As you may have noticed by now, a really important skill for understanding much of modern Russian computer-speak is the ability to transliterate. It wasn’t always this way. Back at about the time when high-powered executives at companies like DEC and IBM estimated the total worldwide demand for computers to be – at most – several dozen units, the term электронная вычислительная машина (“electronic computing machine”) was coined in Russian.
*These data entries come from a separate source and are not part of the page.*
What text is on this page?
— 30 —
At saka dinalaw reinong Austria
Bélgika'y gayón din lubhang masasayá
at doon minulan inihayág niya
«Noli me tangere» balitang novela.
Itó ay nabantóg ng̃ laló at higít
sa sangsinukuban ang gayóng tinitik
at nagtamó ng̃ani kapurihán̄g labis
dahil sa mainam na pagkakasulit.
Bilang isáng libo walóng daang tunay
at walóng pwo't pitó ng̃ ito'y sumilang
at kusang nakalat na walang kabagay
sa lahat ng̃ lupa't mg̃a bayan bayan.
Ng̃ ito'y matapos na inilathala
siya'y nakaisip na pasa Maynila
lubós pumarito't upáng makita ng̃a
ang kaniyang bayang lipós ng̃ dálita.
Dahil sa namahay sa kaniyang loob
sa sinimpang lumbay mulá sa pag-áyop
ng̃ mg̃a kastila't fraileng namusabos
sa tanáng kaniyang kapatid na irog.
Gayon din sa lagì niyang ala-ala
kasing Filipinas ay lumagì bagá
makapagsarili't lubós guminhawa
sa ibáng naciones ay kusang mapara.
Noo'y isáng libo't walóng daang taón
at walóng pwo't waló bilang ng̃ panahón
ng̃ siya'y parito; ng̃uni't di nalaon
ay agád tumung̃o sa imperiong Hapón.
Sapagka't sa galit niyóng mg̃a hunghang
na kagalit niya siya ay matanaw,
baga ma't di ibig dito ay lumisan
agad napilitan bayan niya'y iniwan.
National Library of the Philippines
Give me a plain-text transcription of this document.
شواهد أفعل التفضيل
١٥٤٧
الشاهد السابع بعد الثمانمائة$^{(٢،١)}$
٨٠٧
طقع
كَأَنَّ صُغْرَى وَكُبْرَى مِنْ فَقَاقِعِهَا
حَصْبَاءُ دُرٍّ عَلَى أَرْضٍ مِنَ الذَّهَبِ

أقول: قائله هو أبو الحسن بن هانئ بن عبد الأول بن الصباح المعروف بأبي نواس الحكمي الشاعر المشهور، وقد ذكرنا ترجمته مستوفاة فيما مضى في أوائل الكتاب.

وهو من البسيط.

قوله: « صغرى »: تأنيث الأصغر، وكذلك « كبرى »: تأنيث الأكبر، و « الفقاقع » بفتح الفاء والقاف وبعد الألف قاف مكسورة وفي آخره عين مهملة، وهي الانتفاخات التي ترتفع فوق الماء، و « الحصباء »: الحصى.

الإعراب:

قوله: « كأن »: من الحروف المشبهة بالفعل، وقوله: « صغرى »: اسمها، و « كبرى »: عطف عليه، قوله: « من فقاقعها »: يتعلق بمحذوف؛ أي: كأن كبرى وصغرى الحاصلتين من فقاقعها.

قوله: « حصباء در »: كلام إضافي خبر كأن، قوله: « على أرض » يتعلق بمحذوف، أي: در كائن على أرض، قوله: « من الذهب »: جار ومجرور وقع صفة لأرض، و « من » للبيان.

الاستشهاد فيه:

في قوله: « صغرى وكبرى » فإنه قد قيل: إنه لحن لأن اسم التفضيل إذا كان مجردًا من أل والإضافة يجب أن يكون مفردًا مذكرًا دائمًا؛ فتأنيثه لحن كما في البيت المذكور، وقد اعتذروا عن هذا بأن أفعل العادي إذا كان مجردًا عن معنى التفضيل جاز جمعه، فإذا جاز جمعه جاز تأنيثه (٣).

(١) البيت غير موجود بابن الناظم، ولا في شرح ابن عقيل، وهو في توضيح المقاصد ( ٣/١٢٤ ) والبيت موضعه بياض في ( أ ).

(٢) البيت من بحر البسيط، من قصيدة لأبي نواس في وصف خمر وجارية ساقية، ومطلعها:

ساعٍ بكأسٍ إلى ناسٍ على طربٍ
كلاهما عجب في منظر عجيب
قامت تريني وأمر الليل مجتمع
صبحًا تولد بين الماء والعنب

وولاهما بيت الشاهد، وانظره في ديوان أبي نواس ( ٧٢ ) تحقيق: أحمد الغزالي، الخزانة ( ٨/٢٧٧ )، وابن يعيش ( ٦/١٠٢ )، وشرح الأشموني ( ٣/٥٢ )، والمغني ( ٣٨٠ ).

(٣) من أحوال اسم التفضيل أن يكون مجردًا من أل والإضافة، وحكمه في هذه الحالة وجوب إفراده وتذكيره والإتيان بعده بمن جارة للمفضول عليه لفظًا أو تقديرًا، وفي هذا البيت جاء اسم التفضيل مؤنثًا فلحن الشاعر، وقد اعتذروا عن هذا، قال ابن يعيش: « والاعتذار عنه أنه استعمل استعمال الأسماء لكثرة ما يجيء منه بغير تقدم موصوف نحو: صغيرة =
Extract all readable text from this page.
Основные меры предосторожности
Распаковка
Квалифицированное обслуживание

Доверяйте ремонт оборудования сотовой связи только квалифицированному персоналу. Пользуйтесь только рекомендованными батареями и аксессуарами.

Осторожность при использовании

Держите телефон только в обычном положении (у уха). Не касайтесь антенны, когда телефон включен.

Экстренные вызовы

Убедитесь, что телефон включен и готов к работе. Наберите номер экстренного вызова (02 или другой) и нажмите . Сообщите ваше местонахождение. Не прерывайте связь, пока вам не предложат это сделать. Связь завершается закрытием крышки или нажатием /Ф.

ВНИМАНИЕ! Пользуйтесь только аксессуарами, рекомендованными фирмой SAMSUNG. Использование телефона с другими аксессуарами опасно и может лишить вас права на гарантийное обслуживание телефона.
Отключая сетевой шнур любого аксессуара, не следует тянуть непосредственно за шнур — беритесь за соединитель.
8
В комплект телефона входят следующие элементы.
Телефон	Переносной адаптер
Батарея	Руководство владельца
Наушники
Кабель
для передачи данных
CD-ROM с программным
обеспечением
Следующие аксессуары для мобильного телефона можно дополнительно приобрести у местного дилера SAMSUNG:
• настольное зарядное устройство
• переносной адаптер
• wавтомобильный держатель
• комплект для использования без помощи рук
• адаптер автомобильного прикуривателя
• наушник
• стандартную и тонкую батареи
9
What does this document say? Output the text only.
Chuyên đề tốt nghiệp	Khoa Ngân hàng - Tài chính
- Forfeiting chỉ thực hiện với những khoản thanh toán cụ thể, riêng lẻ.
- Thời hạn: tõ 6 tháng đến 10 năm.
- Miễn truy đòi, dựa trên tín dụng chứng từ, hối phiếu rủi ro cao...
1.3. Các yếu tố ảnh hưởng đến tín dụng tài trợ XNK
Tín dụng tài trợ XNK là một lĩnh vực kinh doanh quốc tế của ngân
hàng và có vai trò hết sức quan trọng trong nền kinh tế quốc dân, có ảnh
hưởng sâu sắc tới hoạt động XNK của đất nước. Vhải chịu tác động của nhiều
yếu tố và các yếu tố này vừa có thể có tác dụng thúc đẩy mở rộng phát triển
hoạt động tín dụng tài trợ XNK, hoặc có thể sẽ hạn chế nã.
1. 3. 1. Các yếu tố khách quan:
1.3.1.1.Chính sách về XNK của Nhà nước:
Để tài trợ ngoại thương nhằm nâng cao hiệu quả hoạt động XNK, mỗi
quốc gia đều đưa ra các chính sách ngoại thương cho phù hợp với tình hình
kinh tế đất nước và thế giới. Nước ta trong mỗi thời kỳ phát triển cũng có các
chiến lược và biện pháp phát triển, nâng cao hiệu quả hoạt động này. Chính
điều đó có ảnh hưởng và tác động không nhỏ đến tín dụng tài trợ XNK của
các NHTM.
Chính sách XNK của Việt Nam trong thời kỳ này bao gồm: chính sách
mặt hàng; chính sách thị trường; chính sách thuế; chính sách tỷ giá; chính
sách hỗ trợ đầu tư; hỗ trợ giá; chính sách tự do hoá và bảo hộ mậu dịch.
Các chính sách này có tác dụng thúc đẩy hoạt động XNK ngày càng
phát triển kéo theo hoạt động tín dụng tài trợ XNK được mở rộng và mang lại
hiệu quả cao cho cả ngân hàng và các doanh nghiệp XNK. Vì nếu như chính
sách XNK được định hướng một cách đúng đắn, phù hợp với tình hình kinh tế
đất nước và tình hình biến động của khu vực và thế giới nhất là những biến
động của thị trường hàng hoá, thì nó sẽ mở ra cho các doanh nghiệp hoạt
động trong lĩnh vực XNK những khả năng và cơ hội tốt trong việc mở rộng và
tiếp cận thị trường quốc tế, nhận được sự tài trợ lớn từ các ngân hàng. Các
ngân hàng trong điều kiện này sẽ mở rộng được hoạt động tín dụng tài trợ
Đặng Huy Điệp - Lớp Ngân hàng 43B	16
This healthy mouthful was nearly always shortened to the time-saving ЭВМ (“eh-veh-em”), and as it became clear that computers would develop along fundamentally electronic lines, the first word (letter) atrophied and was often omitted.

When computers became personal, вычислительные машины became “персональные” until the early 90s, when компьютер finally overwhelmed the old, bloated collocation, and Russians started using the “персональный компьютер,” or “ПК.” In today’s jargon, even компьютер has given ground in everyday slang (and on the Web) to the shorter “комп.” Terms used for “software” evolved in a roughly parallel manner. Originally, “software” was described by the term “программно-математическое обеспечение” (“programmed mathematical support”), abbreviated “ПМО.” Many manuals still refer to “программное обеспечение,” “математическое обеспечение,” or just “обеспечение.” Today, on the Internet, the single-syllable word “софт” (or less frequently, “прога,” short for “программа”) rules.